SEI Investments Future Earnings Per Share Growth
Risks
What could happen that would invalidate this narrative?- The ongoing need for significant investments in both talent and technology to ensure future growth and client satisfaction could compress SEI's net margins over time, especially if delayed client conversions or market volatility slow revenue realization.
- SEI's continued margin pressure, highlighted by sequential declines due to growth-oriented investments and hiring ahead of realized sales, suggests that near-term and possibly medium-term earnings may lag top-line improvements, risking negative operating leverage if anticipated sales do not fully materialize.
- The company's strategy to expand upstream into larger RIAs and alternative asset managers exposes it to greater competition from larger, better-resourced firms and industry consolidation, which may erode SEI's pricing power and limit long-term revenue growth prospects.
- Concentration risk persists, as major gains in segments often rely on lumpy wins from large clients; delays or losses from these accounts or failure to on-board new large clients as projected would introduce volatility in both AUM and earnings.
- Despite improving net flows and a robust sales pipeline, the business remains exposed to secular fee compression, a persistent shift towards passive products, and increasing adoption of direct-to-consumer financial technology, all of which may structurally weaken SEI's revenue base over the long term.
Valuation
How have all the factors above been brought together to estimate a fair value?- The analysts have a consensus price target of $99.333 for SEI Investments based on their expectations of its future earnings growth, profit margins and other risk factors.

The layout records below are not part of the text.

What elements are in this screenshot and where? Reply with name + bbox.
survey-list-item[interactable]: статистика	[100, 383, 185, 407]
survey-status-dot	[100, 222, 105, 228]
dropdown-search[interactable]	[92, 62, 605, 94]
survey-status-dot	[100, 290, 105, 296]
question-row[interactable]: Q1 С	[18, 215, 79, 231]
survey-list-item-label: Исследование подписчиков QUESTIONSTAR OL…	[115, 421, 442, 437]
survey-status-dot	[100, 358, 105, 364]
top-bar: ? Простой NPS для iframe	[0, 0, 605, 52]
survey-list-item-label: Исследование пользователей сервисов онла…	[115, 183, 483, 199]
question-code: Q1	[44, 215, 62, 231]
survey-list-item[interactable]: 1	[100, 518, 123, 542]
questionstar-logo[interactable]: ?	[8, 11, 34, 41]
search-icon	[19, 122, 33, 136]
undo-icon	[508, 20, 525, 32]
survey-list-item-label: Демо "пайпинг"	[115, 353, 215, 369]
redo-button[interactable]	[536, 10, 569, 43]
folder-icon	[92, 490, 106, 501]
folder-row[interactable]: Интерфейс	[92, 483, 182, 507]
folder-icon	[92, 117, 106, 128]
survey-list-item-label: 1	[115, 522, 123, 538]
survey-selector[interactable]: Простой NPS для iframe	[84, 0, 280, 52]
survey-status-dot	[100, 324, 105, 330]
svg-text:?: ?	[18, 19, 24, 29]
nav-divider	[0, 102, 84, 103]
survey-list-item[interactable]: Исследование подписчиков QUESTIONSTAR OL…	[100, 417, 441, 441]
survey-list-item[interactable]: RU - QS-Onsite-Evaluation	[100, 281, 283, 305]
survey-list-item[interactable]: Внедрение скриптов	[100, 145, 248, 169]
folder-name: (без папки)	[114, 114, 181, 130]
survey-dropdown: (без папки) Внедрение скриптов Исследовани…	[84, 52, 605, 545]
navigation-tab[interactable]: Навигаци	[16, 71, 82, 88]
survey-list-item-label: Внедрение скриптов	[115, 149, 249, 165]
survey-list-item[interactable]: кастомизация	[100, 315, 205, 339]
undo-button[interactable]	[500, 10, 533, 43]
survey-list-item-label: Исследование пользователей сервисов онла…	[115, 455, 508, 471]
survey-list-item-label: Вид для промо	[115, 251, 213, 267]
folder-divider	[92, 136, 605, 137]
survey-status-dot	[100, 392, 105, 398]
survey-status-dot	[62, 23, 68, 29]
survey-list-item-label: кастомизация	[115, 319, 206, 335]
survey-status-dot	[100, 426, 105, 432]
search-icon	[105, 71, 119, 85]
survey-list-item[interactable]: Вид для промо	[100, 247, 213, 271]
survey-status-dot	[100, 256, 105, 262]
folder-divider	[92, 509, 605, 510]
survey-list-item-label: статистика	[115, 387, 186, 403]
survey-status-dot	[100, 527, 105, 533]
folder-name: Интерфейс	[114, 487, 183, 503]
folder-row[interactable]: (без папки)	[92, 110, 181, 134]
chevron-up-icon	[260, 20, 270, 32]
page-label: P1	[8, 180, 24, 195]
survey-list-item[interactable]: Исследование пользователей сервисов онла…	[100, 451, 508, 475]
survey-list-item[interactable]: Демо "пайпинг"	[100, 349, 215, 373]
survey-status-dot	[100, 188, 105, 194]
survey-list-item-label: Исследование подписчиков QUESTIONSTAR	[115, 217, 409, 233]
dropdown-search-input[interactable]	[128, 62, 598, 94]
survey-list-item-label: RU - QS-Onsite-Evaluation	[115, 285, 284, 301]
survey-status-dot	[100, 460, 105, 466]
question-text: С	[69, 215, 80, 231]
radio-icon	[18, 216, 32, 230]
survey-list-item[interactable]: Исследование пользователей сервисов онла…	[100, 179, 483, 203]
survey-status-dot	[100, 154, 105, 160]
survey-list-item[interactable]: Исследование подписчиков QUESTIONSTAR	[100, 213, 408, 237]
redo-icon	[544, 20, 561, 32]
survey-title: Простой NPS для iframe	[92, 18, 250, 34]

However, there is a degree of disagreement amongst analysts, with the most bullish reporting a price target of $118.0, and the most bearish reporting a price target of just $81.0.
- In order for you to agree with the analyst's consensus, you'd need to believe that by 2028, revenues will be $2.5 billion, earnings will come to $733.0 million, and it would be trading on a PE ratio of 18.6x, assuming you use a discount rate of 8.0%.
- Given the current share price of $86.65, the analyst price target of $99.33 is 12.8% higher.
- We always encourage you to reach your own conclusions though. So sense check these analyst numbers against your own assumptions and expectations based on your understanding of the business and what you believe is probable.
How well do narratives help inform your perspective?
Disclaimer
AnalystConsensusTarget is a tool utilizing a Large Language Model (LLM) that ingests data on consensus price targets, forecasted revenue and earnings figures, as well as the transcripts of earnings calls to produce qualitative analysis. The narratives produced by AnalystConsensusTarget are general in nature and are based solely on analyst data and publicly-available material published by the respective companies. These scenarios are not indicative of the company's future performance and are exploratory in nature. Simply Wall St has no position in the company(s) mentioned. Simply Wall St may provide the securities issuer or related entities with website advertising services for a fee, on an arm's length basis. These relationships have no impact on the way we conduct our business, the content we host, or how our content is served to users. The price targets and estimates used are consensus data, and do not constitute a recommendation to buy or sell any stock, and they do not take account of your objectives, or your financial situation. Note that AnalystConsensusTarget's analysis may not factor in the latest price-sensitive company announcements or qualitative material.